By November that year, she had set off on the next phase of her journey after being called up to the national camp. Yet, she remains an inescapable presence for these athletes, not only where they train, but in their homes and villages where they keep hearing the same phrase over and over again. Be like Hima.

“Earlier, in the villages, the focus was on going to school, getting proper education. After that came sports,” says Nipon Das, the coach who first stumbled upon Hima on this very turf. “After Hima’s success, it’s become sports first. People are looking at what she has done and how her life has changed and they want that for their kids.”Nipon has the numbers to back his claim up. 

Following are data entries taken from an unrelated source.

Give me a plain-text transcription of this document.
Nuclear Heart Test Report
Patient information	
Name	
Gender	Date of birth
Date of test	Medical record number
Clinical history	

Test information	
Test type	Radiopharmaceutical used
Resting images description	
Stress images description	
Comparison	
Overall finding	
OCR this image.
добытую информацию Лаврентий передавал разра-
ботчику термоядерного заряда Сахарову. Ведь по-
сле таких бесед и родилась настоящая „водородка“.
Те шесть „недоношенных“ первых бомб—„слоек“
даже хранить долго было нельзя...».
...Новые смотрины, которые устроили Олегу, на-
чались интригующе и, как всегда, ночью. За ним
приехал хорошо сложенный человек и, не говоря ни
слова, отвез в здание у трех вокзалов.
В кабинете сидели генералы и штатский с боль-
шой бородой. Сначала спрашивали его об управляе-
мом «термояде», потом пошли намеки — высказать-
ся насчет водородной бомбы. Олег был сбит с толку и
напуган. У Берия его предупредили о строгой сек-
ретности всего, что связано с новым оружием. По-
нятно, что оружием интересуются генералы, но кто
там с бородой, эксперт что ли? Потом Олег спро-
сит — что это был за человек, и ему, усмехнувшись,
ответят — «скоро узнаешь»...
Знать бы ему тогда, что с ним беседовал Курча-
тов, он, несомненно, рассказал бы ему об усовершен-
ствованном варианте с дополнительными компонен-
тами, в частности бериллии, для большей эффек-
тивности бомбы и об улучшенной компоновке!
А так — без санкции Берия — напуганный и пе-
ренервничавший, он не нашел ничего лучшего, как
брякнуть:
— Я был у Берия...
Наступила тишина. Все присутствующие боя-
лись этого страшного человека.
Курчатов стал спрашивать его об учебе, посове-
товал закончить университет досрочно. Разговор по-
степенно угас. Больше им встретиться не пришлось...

“Three-four years ago, we had only 30-40 kids doing athletics here,” he says. “Now it has gone up to around 130.” In his mind, there is only one reason for this explosion — Hima’s meteoric rise.Nibedita’s story is another example of how Hima has changed perceptions. She is 21 and has been with the academy for six months. Her family wanted her to focus on studies and complete schooling. But then, Hima happened and she was allowed to leave her village and travel to Guwahati to train under Nipon.

“If Hima had happened five or six years ago, who knows where athletes like Nibedita would have been now?” Nipon wonders aloud. The problem for Nipon and the Sports Authority of Assam now is dealing with the demand. Athletes from as far away as Jharkhand and Uttar Pradesh approach him, demanding that he take them under his wing. There is no residential facility. There is a hostel at the complex for boxers and footballers and Nipon manages to accommodate a few there. Most of them are asked to take care of their own accommodation.

“These athletes who join us from other states don’t always stick around,” Nipon says. “They have to take care of their accommodation and cook for themselves. In many cases, they have enough eventually and go back home. The Assam government is planning to open a residential sports school next year,” he adds. That should ease their burden a bit.

Meanwhile, Hima remains as interested in the camp as its trainees are in her. “She calls regularly,” Nipon smiles. “She is still so passionate about football (the game she played before athletics). She was calling me yesterday (Thursday) to find out how the India-Oman match was going.”